MAG welding was applied to the butt welded joint for a 500 MPa class TMCP steel. Fatigue tests were performed under a constant-amplitude load with the stress ratio of 0.1 in air and in synthetic seawater. In particular, corrosion fatigue tests were carried out under a natural corrosion condition with the cycling rate of 0.17 Hz at 25°C. The fatigue crack initiation life, Nc, was evaluated from a crack length measured by a DC electric potential difference method.

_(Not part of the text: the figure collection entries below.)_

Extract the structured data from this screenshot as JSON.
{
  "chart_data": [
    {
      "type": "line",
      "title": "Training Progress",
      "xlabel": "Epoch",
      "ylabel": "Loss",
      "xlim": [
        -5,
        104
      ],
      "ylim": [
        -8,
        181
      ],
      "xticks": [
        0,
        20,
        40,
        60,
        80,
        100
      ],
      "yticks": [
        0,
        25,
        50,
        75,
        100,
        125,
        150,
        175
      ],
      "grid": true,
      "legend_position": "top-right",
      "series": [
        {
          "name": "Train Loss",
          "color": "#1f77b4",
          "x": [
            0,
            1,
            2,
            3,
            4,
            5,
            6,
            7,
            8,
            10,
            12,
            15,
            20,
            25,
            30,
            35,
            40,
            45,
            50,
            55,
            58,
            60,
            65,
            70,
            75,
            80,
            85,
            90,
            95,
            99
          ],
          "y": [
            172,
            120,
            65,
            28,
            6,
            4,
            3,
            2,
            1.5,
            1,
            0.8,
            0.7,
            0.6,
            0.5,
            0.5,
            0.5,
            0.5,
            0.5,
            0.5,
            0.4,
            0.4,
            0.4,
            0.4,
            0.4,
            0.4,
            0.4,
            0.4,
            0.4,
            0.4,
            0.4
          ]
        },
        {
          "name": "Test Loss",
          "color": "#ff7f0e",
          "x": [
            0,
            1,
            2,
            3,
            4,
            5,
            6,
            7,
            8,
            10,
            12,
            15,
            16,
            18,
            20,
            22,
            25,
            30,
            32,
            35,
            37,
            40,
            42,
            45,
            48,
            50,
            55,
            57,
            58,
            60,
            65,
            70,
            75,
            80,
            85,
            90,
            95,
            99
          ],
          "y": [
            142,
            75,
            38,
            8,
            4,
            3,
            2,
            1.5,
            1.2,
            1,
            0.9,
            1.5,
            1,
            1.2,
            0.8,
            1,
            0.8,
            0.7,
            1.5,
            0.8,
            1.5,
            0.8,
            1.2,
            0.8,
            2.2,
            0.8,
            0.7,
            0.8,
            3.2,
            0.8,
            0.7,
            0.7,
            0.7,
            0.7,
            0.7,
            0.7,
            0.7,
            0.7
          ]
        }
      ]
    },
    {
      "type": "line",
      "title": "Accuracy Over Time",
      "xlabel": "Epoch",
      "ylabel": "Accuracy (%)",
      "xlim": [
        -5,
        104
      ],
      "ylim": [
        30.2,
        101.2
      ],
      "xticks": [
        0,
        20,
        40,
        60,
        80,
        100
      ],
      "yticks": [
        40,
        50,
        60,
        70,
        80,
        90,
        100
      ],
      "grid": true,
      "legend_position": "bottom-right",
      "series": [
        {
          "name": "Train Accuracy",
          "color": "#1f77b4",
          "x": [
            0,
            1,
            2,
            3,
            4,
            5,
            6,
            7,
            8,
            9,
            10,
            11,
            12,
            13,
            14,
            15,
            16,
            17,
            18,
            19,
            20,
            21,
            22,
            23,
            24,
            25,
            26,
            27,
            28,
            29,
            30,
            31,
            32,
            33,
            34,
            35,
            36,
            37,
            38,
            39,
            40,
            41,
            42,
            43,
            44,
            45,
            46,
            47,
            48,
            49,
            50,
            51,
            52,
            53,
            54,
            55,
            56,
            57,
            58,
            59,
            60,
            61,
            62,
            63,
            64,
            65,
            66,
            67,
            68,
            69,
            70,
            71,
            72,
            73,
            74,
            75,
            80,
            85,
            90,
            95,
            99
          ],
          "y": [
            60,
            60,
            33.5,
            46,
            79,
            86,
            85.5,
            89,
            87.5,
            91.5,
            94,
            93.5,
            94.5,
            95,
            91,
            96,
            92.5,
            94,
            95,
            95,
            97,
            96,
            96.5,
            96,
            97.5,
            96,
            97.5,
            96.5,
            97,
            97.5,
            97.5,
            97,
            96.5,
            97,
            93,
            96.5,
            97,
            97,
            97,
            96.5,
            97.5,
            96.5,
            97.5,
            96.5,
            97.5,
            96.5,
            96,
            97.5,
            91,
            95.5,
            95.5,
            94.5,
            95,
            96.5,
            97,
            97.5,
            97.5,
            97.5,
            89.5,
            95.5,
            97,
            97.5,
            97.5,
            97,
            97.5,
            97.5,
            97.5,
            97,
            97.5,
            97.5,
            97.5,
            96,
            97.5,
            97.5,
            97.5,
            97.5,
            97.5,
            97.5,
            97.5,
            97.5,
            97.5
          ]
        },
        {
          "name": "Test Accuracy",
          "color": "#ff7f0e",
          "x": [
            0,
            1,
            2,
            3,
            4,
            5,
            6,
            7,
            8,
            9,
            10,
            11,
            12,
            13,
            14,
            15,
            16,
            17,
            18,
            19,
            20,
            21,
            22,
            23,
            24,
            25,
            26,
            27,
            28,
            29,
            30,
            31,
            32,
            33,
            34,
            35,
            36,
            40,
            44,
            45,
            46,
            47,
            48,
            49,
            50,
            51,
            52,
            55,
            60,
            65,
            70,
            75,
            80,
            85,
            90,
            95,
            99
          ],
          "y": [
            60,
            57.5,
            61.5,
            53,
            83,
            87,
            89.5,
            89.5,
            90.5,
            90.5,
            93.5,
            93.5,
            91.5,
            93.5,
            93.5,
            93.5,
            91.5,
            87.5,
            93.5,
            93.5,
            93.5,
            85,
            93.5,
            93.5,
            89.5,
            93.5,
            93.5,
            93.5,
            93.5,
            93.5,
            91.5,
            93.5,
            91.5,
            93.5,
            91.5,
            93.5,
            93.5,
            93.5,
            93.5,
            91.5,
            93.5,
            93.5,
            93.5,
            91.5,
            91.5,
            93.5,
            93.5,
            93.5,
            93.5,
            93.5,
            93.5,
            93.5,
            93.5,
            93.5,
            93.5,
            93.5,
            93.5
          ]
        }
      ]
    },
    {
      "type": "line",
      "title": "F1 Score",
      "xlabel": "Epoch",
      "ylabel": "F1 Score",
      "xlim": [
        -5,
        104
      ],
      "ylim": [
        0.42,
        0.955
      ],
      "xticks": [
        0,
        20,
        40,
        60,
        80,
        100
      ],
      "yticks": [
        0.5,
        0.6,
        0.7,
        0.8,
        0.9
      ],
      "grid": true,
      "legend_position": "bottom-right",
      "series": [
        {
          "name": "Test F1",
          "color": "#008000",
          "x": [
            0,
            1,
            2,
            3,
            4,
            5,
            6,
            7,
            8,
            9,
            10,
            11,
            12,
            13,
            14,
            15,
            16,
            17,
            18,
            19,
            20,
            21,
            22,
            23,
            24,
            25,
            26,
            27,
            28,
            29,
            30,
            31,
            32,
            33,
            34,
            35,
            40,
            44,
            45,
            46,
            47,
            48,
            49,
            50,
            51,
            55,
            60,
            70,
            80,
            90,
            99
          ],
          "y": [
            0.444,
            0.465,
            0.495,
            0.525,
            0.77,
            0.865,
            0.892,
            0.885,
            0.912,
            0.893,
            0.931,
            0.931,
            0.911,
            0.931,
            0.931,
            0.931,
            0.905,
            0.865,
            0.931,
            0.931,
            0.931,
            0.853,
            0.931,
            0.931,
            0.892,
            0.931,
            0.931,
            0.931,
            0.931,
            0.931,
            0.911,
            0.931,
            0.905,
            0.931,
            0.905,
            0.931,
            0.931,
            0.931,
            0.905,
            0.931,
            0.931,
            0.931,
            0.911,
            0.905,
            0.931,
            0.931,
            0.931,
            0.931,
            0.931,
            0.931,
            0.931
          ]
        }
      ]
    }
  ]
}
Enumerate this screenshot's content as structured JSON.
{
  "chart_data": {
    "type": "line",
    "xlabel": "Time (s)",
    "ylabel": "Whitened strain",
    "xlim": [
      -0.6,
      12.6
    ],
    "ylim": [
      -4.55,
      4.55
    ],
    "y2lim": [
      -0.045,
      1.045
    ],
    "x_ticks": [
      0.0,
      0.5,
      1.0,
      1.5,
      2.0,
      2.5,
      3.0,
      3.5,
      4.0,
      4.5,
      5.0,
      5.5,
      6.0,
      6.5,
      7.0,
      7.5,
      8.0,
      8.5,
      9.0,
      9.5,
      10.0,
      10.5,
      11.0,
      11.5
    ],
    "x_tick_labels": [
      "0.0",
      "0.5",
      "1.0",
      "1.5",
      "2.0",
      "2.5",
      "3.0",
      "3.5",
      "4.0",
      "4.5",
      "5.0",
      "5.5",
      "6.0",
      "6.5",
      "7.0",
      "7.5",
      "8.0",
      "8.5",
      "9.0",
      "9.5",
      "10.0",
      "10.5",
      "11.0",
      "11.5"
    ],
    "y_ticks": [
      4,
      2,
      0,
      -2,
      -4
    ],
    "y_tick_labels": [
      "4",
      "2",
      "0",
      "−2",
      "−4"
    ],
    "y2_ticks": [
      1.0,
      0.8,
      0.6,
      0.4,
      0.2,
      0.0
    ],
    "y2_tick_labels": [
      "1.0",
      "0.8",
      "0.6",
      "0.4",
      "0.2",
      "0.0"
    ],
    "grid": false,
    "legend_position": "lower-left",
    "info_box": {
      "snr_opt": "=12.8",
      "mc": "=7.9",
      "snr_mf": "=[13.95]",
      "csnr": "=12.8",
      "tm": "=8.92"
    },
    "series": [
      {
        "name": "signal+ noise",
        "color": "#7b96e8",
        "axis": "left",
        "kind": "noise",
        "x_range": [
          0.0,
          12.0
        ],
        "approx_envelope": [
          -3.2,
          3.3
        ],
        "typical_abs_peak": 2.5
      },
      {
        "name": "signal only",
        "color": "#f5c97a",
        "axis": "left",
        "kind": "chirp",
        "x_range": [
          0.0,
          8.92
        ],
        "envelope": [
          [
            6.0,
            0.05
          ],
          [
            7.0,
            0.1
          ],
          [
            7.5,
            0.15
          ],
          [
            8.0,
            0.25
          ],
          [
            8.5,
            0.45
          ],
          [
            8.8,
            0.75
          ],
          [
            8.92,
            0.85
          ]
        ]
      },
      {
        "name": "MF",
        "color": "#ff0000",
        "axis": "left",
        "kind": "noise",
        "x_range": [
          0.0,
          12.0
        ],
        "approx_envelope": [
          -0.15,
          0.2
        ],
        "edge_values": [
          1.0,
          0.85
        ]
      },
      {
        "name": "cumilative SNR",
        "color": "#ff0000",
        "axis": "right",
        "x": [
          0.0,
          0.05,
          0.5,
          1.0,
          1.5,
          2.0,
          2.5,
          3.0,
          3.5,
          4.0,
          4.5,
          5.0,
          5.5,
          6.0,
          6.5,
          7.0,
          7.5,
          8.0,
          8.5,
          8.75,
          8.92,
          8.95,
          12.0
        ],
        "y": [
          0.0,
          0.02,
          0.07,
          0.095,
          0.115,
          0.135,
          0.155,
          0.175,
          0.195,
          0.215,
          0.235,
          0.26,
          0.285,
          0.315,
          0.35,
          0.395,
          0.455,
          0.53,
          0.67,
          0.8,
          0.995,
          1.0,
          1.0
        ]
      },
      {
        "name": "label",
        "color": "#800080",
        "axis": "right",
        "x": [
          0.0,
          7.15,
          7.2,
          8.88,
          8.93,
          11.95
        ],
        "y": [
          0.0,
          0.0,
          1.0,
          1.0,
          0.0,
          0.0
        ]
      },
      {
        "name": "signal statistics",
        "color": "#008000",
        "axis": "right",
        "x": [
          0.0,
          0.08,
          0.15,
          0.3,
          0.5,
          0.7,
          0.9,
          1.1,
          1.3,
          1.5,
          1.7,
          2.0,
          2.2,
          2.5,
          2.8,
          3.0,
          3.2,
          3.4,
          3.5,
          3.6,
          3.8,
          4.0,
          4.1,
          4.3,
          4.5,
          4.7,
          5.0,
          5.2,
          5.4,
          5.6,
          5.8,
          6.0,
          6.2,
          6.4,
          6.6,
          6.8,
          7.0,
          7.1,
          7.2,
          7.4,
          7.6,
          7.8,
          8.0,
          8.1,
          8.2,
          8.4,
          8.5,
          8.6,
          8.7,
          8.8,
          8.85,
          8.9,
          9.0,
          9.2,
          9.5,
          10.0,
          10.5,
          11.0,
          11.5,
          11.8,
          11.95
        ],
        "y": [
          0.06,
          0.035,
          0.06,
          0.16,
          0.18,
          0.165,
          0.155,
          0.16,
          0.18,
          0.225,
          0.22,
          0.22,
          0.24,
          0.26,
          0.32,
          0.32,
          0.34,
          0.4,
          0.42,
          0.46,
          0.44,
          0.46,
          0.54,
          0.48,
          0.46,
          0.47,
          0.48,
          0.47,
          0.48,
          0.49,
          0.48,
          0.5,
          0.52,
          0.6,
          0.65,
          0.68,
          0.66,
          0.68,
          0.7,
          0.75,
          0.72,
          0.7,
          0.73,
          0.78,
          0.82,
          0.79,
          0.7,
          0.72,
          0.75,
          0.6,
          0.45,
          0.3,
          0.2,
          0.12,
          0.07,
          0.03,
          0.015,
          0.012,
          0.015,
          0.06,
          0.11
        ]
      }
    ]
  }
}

In this paper, the S/N relations, macroscopic stress concentration factors and crack initiation behaviors at a toe of weld are discussed. The results obtained are as follows:
(1) It was found that there exists a linear relation between ΔSn and Nc when tested in the seawater, where the ΔSn is a nominal stress range. The Nc-value tested under a higher applied stress range in the air agrees well with that observed in the seawater. It may be, therefore, quite reasonable to apply the ΔSn/Nc relation obtained in the seawater as the most safety crack initiation life in the air.
(2) There is an applied stress range in which no fatigue failure arises even after 1×107 cycles in spite of the existence of a crack at the toe of weld when tested in the air. On the other hand, the crack at the toe of weld grows in the seawater due to corrosion dissolution of the crack tip.
(3) The macro-stress concentration factors at the toe of weld, Kt2, obtained from strain gages were smaller than the localized stress concentration factor, Kt, , estimated from two-dimensional cross section at the crack initiation point. The scattering of the Kt2 was also small. The ΔSt in the ΔSt/Nc relation evaluated at the toe of weld, where bending stress components caused by the angular deformation as well as tensile stress components of the axial force exist, can be estimated as ΔSt=Kt2*ΔSn.
(4) The ratio of crack initiation life to failure life, Nc/Nf, was about 0.84 in the air, and about 0.91 in the seawater. This difference may be caused by an environmental effect on crack growth rates.
(5) The fatigue crack always initiates at the toes of weld, and propagates in a direction perpendicular to the loading direction.